Volunteers were screened with point of care finger-prick testing for cholesterol in the fasting state using an Accutrend plus device (Roche, Basel, Switzerland).
Trial design. The trial was a double-blind randomised crossover study with no washout (
Figure 1). A run-in phase of 2 weeks on usual foods was followed by 2 randomised 4-week intervention phases with standard wholegrain wheat breakfast cereal biscuit (supplied as Weet-Bix by Sanitarium Health and Wellbeing, Berkeley Vale, NSW, Australia, composition 97% wholegrain, 0.8% calories as fat, 3.5 g fibre and 91 mg sodium per serve) or plant sterol-enriched wholegrain wheat breakfast cereal biscuit which contained 2 g of plant sterols (as esters) per serve, with one serve being 2 biscuits (each biscuit delivered 1 g of plant sterols). During the 4-week intervention phases, participants were instructed to eat one serve per day. During the run-in phase, a 3-day weighed food record was taken to establish a baseline diet, and fasting lipids and glucose on 2 days were taken at the end of this time. At the end of each 4-week phase, volunteers had fasting lipids taken on 2 days with a single fasting test for lipids at 2 weeks. Three-day weighed food records (2 weekdays and 1 weekend day) were taken during each phase, as well as daily records of wholegrain wheat breakfast cereal biscuit consumption and a count of remaining wholegrain wheat breakfast cereal biscuit. Weight was measured at each visit. Plant sterol-enriched and standard wholegrain wheat breakfast cereal biscuit were packed in plain, opaque packing coded A and B and were indistinguishable. The company held the code until the analysis had been done and report had been written. Wholegrain wheat breakfast cereal biscuits were planned to be consumed in a standard way with 120 mL 2% fat milk if the volunteers were agreeable. If volunteers chose alternative ways of consuming wholegrain wheat breakfast cereal biscuit this was repeated in both phases. Volunteers were asked to keep their diets the same across both phases. Volunteers were asked to bring back the wholegrain wheat breakfast cereal biscuit box from the first phase before being given the next box of cereal for the second phase and asked to keep a checklist of cereal consumption in each phase. Volunteers were asked about usual patterns of cereal consumption and the form in which the test cereal was consumed.
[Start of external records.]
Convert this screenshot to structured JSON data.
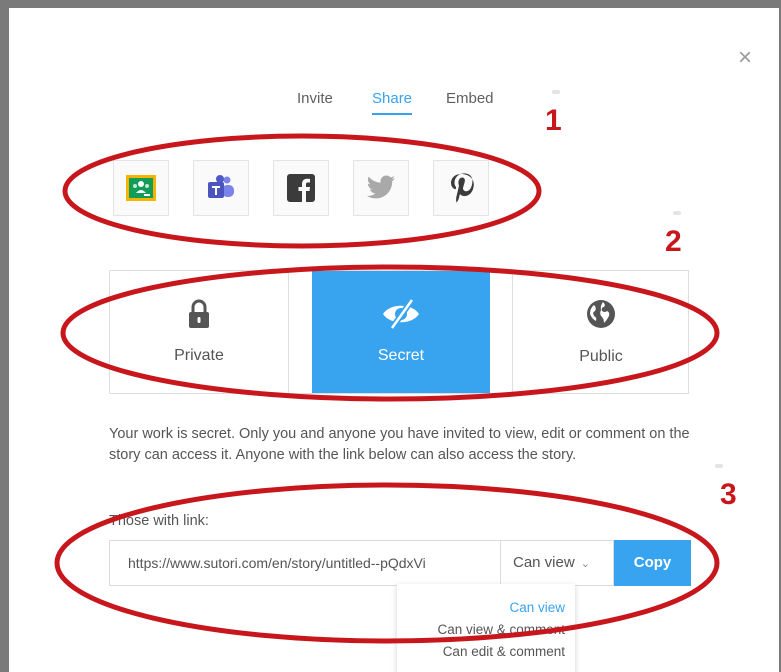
{
  "modal": {
    "close_glyph": "×"
  },
  "tabs": [
    {
      "label": "Invite",
      "active": false
    },
    {
      "label": "Share",
      "active": true
    },
    {
      "label": "Embed",
      "active": false
    }
  ],
  "share_buttons": [
    {
      "name": "google-classroom",
      "icon": "google-classroom-icon"
    },
    {
      "name": "microsoft-teams",
      "icon": "teams-icon"
    },
    {
      "name": "facebook",
      "icon": "facebook-icon"
    },
    {
      "name": "twitter",
      "icon": "twitter-icon"
    },
    {
      "name": "pinterest",
      "icon": "pinterest-icon"
    }
  ],
  "visibility": {
    "selected": "Secret",
    "options": [
      {
        "label": "Private",
        "icon": "lock-icon"
      },
      {
        "label": "Secret",
        "icon": "eye-slash-icon"
      },
      {
        "label": "Public",
        "icon": "globe-icon"
      }
    ]
  },
  "description": "Your work is secret. Only you and anyone you have invited to view, edit or comment on the story can access it. Anyone with the link below can also access the story.",
  "link": {
    "label": "Those with link:",
    "url": "https://www.sutori.com/en/story/untitled--pQdxVi",
    "permission": "Can view",
    "copy_label": "Copy"
  },
  "permission_options": [
    "Can view",
    "Can view & comment",
    "Can edit & comment"
  ],
  "annotations": {
    "markers": [
      "1",
      "2",
      "3"
    ],
    "color": "#c8171c"
  },
  "colors": {
    "accent": "#38a4f0",
    "annotation": "#c8171c"
  }
}
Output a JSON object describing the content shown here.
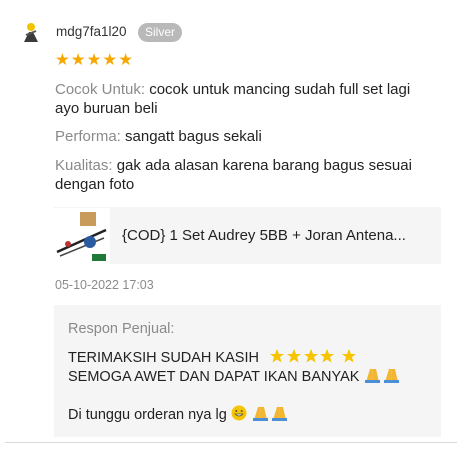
{
  "review": {
    "username": "mdg7fa1l20",
    "tier_badge": "Silver",
    "rating": 5,
    "attributes": [
      {
        "key": "Cocok Untuk:",
        "value": "cocok untuk mancing sudah full set lagi ayo buruan beli"
      },
      {
        "key": "Performa:",
        "value": "sangatt bagus sekali"
      },
      {
        "key": "Kualitas:",
        "value": "gak ada alasan karena barang bagus sesuai dengan foto"
      }
    ],
    "product": {
      "title": "{COD} 1 Set Audrey 5BB + Joran Antena..."
    },
    "timestamp": "05-10-2022 17:03"
  },
  "seller_reply": {
    "label": "Respon Penjual:",
    "line1": "TERIMAKSIH  SUDAH KASIH",
    "line2": "SEMOGA AWET DAN DAPAT IKAN BANYAK",
    "line3": "Di tunggu orderan nya lg"
  },
  "colors": {
    "star": "#f6a800",
    "badge": "#b9b9b9",
    "muted_text": "#8a8a8a",
    "card_bg": "#f5f5f5"
  }
}
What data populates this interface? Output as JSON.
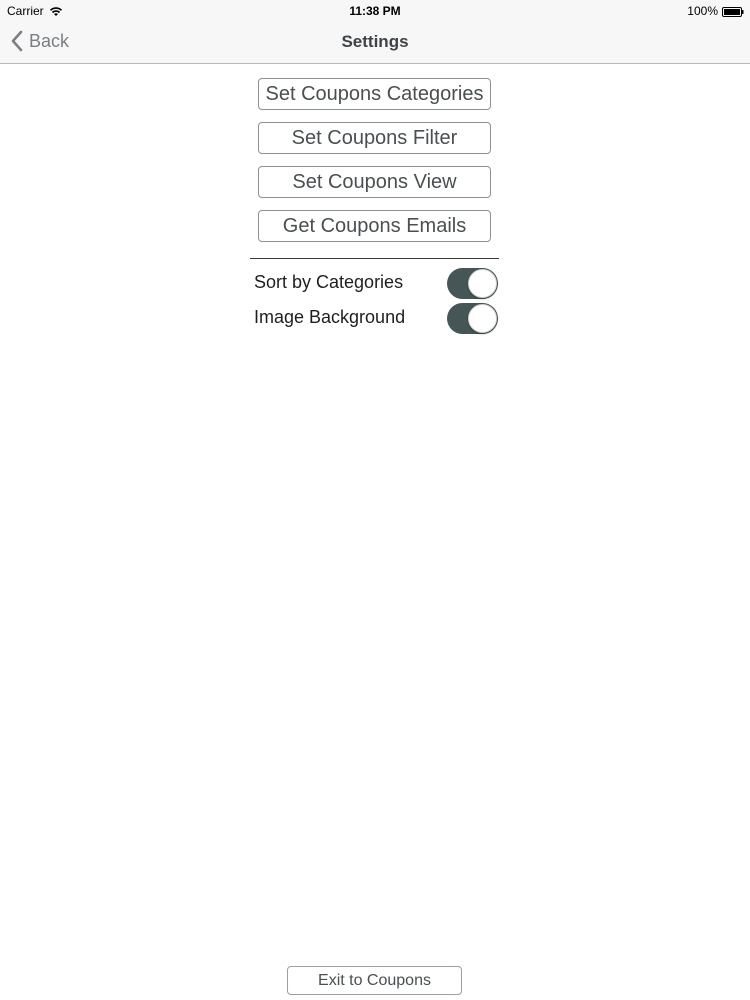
{
  "status_bar": {
    "carrier": "Carrier",
    "time": "11:38 PM",
    "battery": "100%",
    "wifi_icon": "wifi-icon",
    "battery_icon": "battery-icon"
  },
  "nav": {
    "back_label": "Back",
    "back_icon": "chevron-left-icon",
    "title": "Settings"
  },
  "buttons": [
    {
      "label": "Set Coupons Categories"
    },
    {
      "label": "Set Coupons Filter"
    },
    {
      "label": "Set Coupons View"
    },
    {
      "label": "Get Coupons Emails"
    }
  ],
  "settings": [
    {
      "label": "Sort by Categories",
      "on": true
    },
    {
      "label": "Image Background",
      "on": true
    }
  ],
  "footer": {
    "exit_label": "Exit to Coupons"
  },
  "colors": {
    "toggle_on": "#465556",
    "button_text": "#4a4f52",
    "nav_background": "#f7f7f8"
  }
}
Written informed consent was obtained from all participating volunteers. The study was conducted in accordance with the Declaration of Helsinki, and the protocol was approved by the Ethics Committee of the University of South Australia (Project identification code 0000035456) on 9 June 2016.
2.1. Blood Samples
Blood for serum was collected in a tube with no additives and the tube was kept upright in a tube rack at room temperature for 30 min to ensure complete clot formation and then placed on ice. Blood for plasma was collected in a sodium fluoride EDTA tube, and the tube was placed immediately on ice until centrifugation and processing. Blood samples were centrifuged at 4000 RPM at 4 °C for 10 min (Universal 32R, Hettich Zentrifugen, Tuttlingen, Germany). Plasma glucose, fasting serum total cholesterol (TC), triglyceride (TG), high-density lipoprotein cholesterol (HDL-C, Direct method) were measured using an automated spectrophotometric analyzer (Konelab 20XTi, Thermo Electron, Waltham, MA, USA). Low density lipoprotein cholesterol (LDL) was calculated (LDL = TC − TG × 0.45 − HDL) [
5].
2.2. Statistics
All data shown is mean plus standard deviation. Data quality was assessed by examining the distribution of the change in LDL cholesterol between baseline and regular wheat biscuit and between baseline and sterol-enriched wheat biscuit. Data distribution was assessed using Kolmogorov–Smirnov and Shapiro–Wilk tests of normality and probability plot (PP) and quantile quantile (QQ) plots against a normal distribution to highlight any outliers. Outliers were also assessed using box plots with those >quartile 3 + 1.5 × the interquartile range or <quartile 1–1.5 × the interquartile range. The quartiles were based on Tukey’s hinge values. Once any outliers were removed and the data was assessed to be normal in distribution the primary analysis was a repeated measures ANOVA adjusting for baseline lipids and diet order. Significance was accepted as p < 0.05.
3. Results
Fifty people were enrolled in the trial, 25 in treatment order 1 and 25 in treatment order 2. Three people failed to commence the trial and one dropped out during the first phase. Forty-six people successfully completed the trial protocol. One was excluded for carryover of supplies from one phase to the other, so 45 people were evaluable. This group included 19 men and 26 women aged 57.8 ± 14.3, BMI 24.9 ± 3.5, screening total cholesterol 6.42 ± 0.63 mmol/L and baseline LDL cholesterol of 4.23 ± 0.87 mmol/L.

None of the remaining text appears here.